ログインクラスター(およびOneLogin Hydraインフラ全体)は、完全な水平スケーラビリティのために設計されています。複数のアーキテクチャレベルでスケールアウトし、このコンセプトをさらに推し進めることができます。

  • クラスター内のノードリソースのスケールアウト - EC2インスタンス、サービス、プロキシ、データベースなどの様々なリソースをクラスター内に自動的に追加(または削除)します。

    Scale-out nodes resources in a cluster

    • ログインクラスター全体のスケールアウト - ログインクラスターの設計により、クラスターは完全に独立していますが、全体システムには接続されています。そのため、ログインクラスターの設計を活用して、クラスター全体のレベルでスケールアウトすることができます。スケールアウトしたクラスターは、同じリージョンに展開することも、まったく別の(新しい)リージョンに展開することもできます。
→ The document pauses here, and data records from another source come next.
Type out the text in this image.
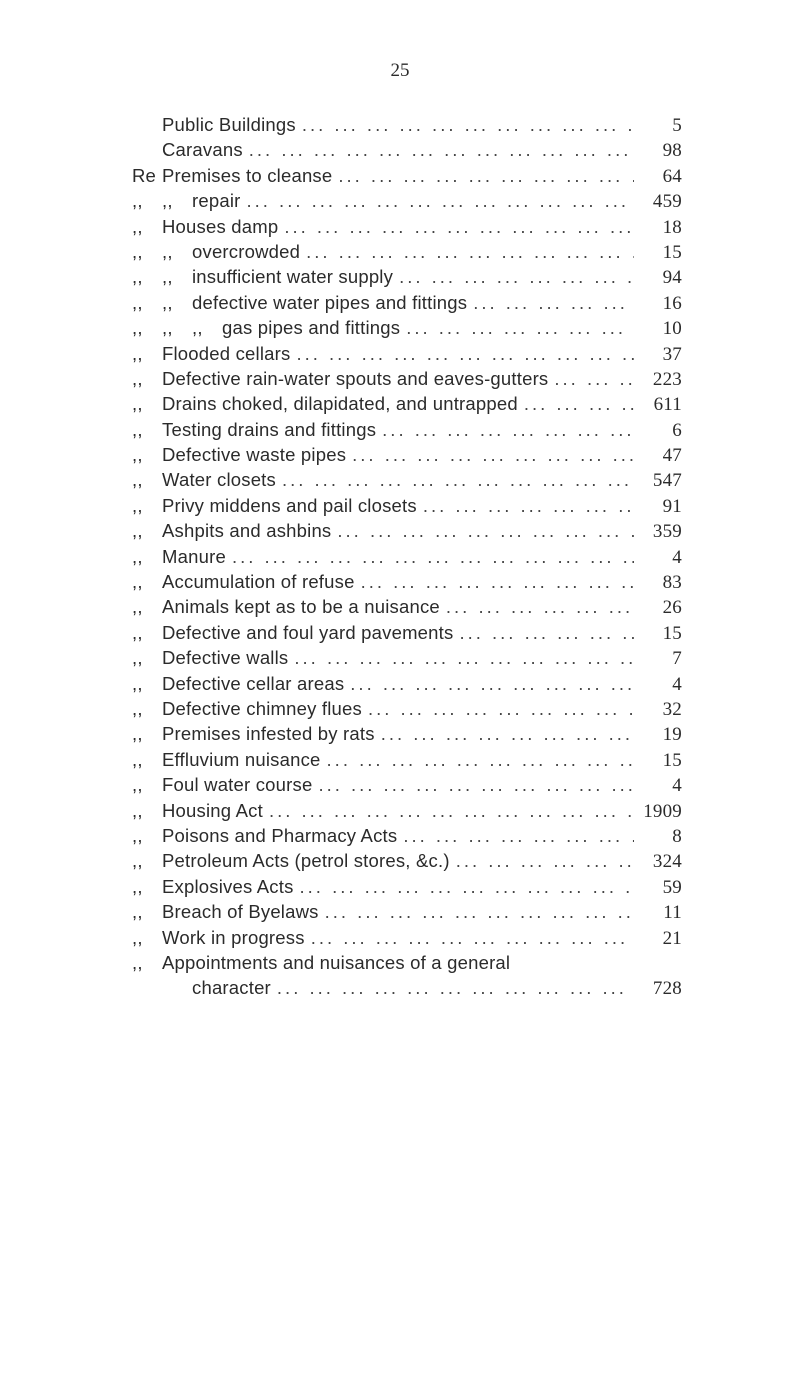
25
Public Buildings ... .	5
Caravans ... .	98
Re Premises to cleanse ... .	64
,,	,,	repair ... .	459
,,	Houses damp ... .	18
,,	,,	overcrowded ... .	15
,,	,,	insufficient water supply ... .	94
,,	,,	defective water pipes and fittings ... .	16
,,	,,	,,	gas pipes and fittings ... .	10
,,	Flooded cellars ... .	37
,,	Defective rain-water spouts and eaves-gutters ... .	223
,,	Drains choked, dilapidated, and untrapped ... .	611
,,	Testing drains and fittings ... .	6
,,	Defective waste pipes ... .	47
,,	Water closets ... .	547
,,	Privy middens and pail closets ... .	91
,,	Ashpits and ashbins ... .	359
,,	Manure ... .	4
,,	Accumulation of refuse ... .	83
,,	Animals kept as to be a nuisance ... .	26
,,	Defective and foul yard pavements ... .	15
,,	Defective walls ... .	7
,,	Defective cellar areas ... .	4
,,	Defective chimney flues ... .	32
,,	Premises infested by rats ... .	19
,,	Effluvium nuisance ... .	15
,,	Foul water course ... .	4
,,	Housing Act ... .	1909
,,	Poisons and Pharmacy Acts ... .	8
,,	Petroleum Acts (petrol stores, &c.) ... .	324
,,	Explosives Acts ... .	59
,,	Breach of Byelaws ... .	11
,,	Work in progress ... .	21
,,	Appointments and nuisances of a general
character ... .	728
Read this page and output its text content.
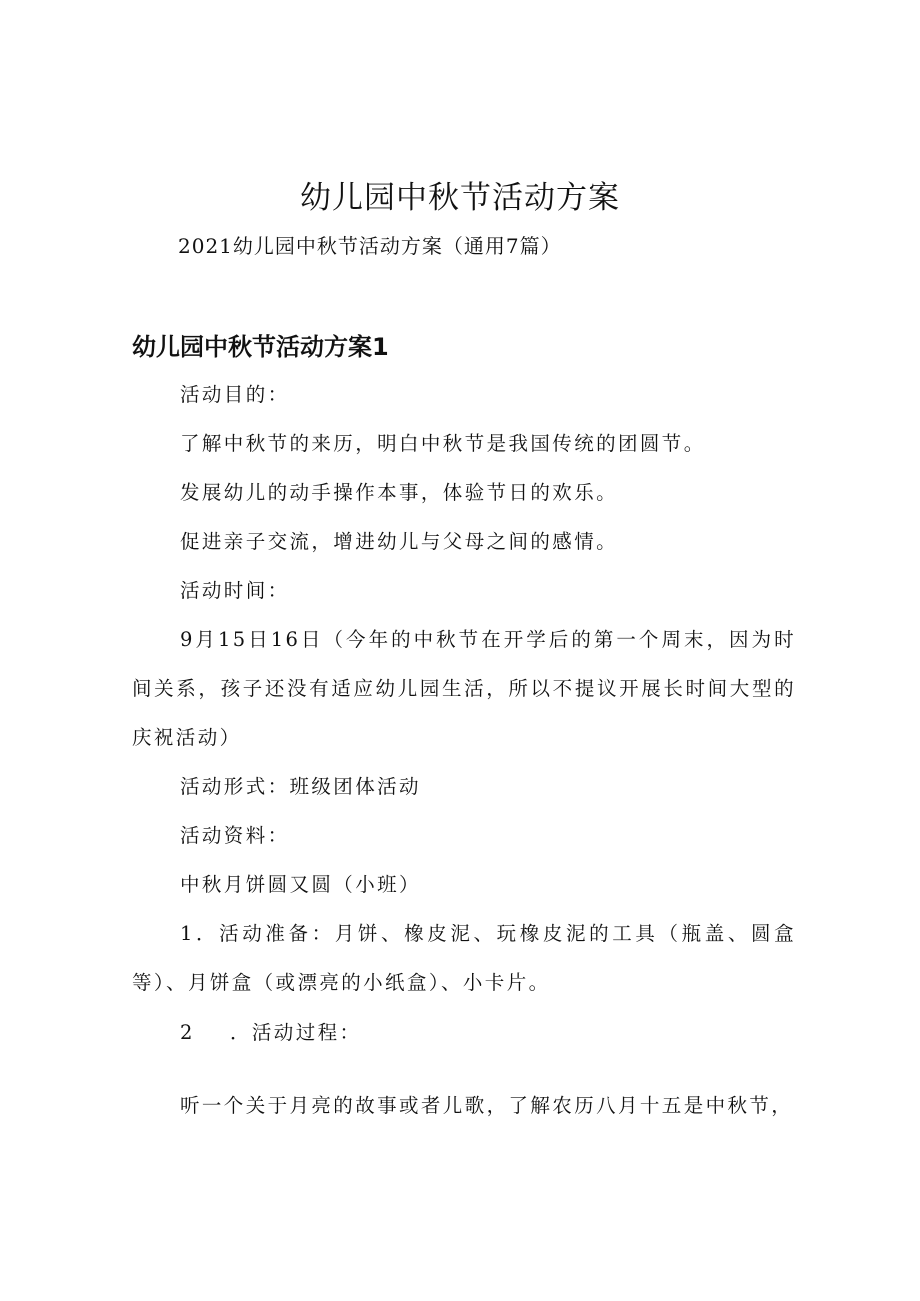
幼儿园中秋节活动方案

2021幼儿园中秋节活动方案（通用7篇）

幼儿园中秋节活动方案1

活动目的：

了解中秋节的来历，明白中秋节是我国传统的团圆节。

发展幼儿的动手操作本事，体验节日的欢乐。

促进亲子交流，增进幼儿与父母之间的感情。

活动时间：

9月15日16日（今年的中秋节在开学后的第一个周末，因为时间关系，孩子还没有适应幼儿园生活，所以不提议开展长时间大型的庆祝活动）

活动形式：班级团体活动

活动资料：

中秋月饼圆又圆（小班）

1．活动准备：月饼、橡皮泥、玩橡皮泥的工具（瓶盖、圆盒等）、月饼盒（或漂亮的小纸盒）、小卡片。

2 ．活动过程：

听一个关于月亮的故事或者儿歌，了解农历八月十五是中秋节，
      Scale-out whole login clusters


この追加されたスケールアウトクラスターデザインは、1つのクラスターで数千のノードにスケールアウトする際に課される可能性のある制限にも対処します。さらに、このログインクラスターは、それぞれが他のクラスターから負荷を受けたり、クラスター間でトラフィックを再分配したりすることができるため、信頼性と耐障害性を高めることができます。

マルチテナントの設計と組み合わせることで、どのログインクラスターからでも、どのテナントに対しても「無制限」のリソースを効率的に提供することができます。

ここで示されたシステムにより、大規模かつ効率的でメンテナンス性に優れたIDaaSプラットフォームを実現することができますが、最上位のシャーディングを分離することで、スケールアウトを活用することもできます。各シャードは完全に独立し隔離されているため、新しいシャードを追加することで、理論的には任意の数のテナントにスケールアウトすることができます。

クラスターのアーキテクチャ

クラスターは、スタンドアロンのKubernetes(AWS EKS)クラスターとして実装されています。

そのアーキテクチャ、デザイン、展開は複雑であるため、ブログ記事でより深く説明する価値があります。

まとめ

スケーラビリティと信頼性のためのシステム設計には複数の方法があり、その他と同様に唯一の方法はありません。

自分たちの製品がどのように使われているかを調べ、主なユーザーを分類し、何に重点を置くべきか、(もしかしたらさらに重要かもしれない)何に重点を置かないかを決めることで、将来のソリューションのキーコンセプトが見えてきました。

そのコンセプトを書き出し、その道のりに沿って一つ一つ設計上の決定を行った結果、スケーラブルで信頼性の高い製品を構築することができ、私たちはそれをとても誇りに思っています(信頼性への道のりを参照)。

自分の製品がどのように使われているかを見て、自分なりのキープリンシプル、制約そしてインサイトを見つけてください。このブログが、その道のりの手助けとなれば幸いです!